Moka : Emmanuelle Devos au sommet

Il y a peu de thrillers qui commencent avec une telle douceur et un tel sens de l’ellipse. Un plan sur les beaux yeux d’Emmanuelle Devos se cognant contre une vitre d’hôpital et un plan bouleversant sur son fantôme de fils, et on aura compris tout le chagrin de cette mère dont l’enfant a été fauché par une voiture. La vengeance, froide et impassible comme le lac Léman, peut alors commencer, à la recherche du conducteur de cette voiture « marron ». Ou plutôt sa conductrice. Admirablement adapté du roman d’une écrivain pas très admirable (Tatiana de Rosnay), Moka installe d’entrée de jeu un climat, torpide, les yeux bleux et la voix d’enfant d’Emmanuelle Devos – exceptionnelle – faisant écran comme jamais au chagrin qui la tue. Soignant ses décors lacustres et ménageant ce qu’il faut de suspense jusqu’à la fin, Moka est avant tout un thriller attentiste, portrait d’une femme en déambulation pour trouver enfin une issue insoupçonnée à son deuil. De ce point de vue-là, il est assez proche d’Après lui de Gaël Morel, dans lequel Catherine Deneuve perdait elle aussi son fils dans un accident de la route avant de désespérer sa famille par l’étrangeté de son attitude. A ce jeu, Emmanuelle Devos fait elle aussi partie des grandes, transformant la moindre scène d’attente ou de filature en épreuve du doute, passant successivement d’un regard de rapace à une première tentative pour renaître à la vie. De Nathalie Baye en parfumeuse à Evian « moins gentille qu’il n’y paraît  » à Olivier Chantreau, parfait en jeune voyou amoureux, Moka nous conduit droit vers son final plutôt inattendu.

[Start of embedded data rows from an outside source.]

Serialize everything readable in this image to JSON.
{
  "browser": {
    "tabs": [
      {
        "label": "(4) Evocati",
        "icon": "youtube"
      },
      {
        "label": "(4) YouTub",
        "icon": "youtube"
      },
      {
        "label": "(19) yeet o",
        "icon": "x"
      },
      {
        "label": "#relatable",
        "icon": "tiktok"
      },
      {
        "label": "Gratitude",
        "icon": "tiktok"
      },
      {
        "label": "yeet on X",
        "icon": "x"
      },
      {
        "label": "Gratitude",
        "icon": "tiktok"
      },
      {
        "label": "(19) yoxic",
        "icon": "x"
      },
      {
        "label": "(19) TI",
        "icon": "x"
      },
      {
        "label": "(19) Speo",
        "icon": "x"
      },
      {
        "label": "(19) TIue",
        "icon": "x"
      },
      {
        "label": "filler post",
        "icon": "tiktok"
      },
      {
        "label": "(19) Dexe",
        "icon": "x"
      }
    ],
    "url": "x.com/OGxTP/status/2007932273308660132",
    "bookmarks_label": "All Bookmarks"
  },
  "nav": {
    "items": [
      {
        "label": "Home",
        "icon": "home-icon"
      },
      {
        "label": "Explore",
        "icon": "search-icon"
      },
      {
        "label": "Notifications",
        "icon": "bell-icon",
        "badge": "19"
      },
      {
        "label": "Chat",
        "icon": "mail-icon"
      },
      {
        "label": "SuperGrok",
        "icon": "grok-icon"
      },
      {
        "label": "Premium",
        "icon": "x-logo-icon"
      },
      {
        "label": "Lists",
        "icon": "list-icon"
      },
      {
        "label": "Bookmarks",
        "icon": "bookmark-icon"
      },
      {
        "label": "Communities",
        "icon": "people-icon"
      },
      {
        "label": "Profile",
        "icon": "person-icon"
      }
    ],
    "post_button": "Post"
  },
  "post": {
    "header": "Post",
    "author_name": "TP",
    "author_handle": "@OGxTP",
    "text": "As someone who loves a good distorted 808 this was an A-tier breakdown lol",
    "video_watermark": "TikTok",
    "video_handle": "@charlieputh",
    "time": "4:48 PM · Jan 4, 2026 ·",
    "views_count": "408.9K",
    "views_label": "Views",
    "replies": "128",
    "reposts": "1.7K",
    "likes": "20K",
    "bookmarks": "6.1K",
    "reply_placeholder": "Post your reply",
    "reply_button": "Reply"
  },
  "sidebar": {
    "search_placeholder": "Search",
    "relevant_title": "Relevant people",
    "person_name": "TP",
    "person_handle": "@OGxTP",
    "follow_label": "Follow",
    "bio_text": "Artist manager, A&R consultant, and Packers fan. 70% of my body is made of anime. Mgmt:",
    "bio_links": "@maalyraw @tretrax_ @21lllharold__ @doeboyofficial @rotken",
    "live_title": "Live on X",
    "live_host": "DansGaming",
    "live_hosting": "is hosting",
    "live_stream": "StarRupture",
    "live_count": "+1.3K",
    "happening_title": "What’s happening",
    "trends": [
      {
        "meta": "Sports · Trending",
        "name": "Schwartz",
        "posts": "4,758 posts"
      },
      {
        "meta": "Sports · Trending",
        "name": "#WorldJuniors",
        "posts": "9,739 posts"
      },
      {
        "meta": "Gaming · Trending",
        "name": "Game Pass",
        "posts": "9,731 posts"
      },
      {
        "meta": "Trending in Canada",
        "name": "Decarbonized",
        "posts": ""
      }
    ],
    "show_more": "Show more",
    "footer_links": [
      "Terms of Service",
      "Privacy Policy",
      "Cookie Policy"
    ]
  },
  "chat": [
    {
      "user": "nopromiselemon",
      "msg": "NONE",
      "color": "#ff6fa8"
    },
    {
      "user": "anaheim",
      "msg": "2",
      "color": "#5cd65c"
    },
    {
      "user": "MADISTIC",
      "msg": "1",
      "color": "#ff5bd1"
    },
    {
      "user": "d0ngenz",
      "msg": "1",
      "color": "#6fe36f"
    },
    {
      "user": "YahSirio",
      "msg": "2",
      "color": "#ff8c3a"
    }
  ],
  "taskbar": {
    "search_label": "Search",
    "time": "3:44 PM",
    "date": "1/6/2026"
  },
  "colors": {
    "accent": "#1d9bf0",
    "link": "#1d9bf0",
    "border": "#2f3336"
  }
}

Après Complices, sur la prostitution adolescente à l’heure d’internet, déjà avec Emmanuelle Devos, le genevois Frédéric Mermoud est décidément un cinéaste à suivre.

 

Moka de Frédéric Mermoud (Sui-Fr, 1h29) avec Emmanuelle Devos, Nathalie Baye, Olivier Chantreau, David Clavel, Diane Rouxel, Samuel Labarthe…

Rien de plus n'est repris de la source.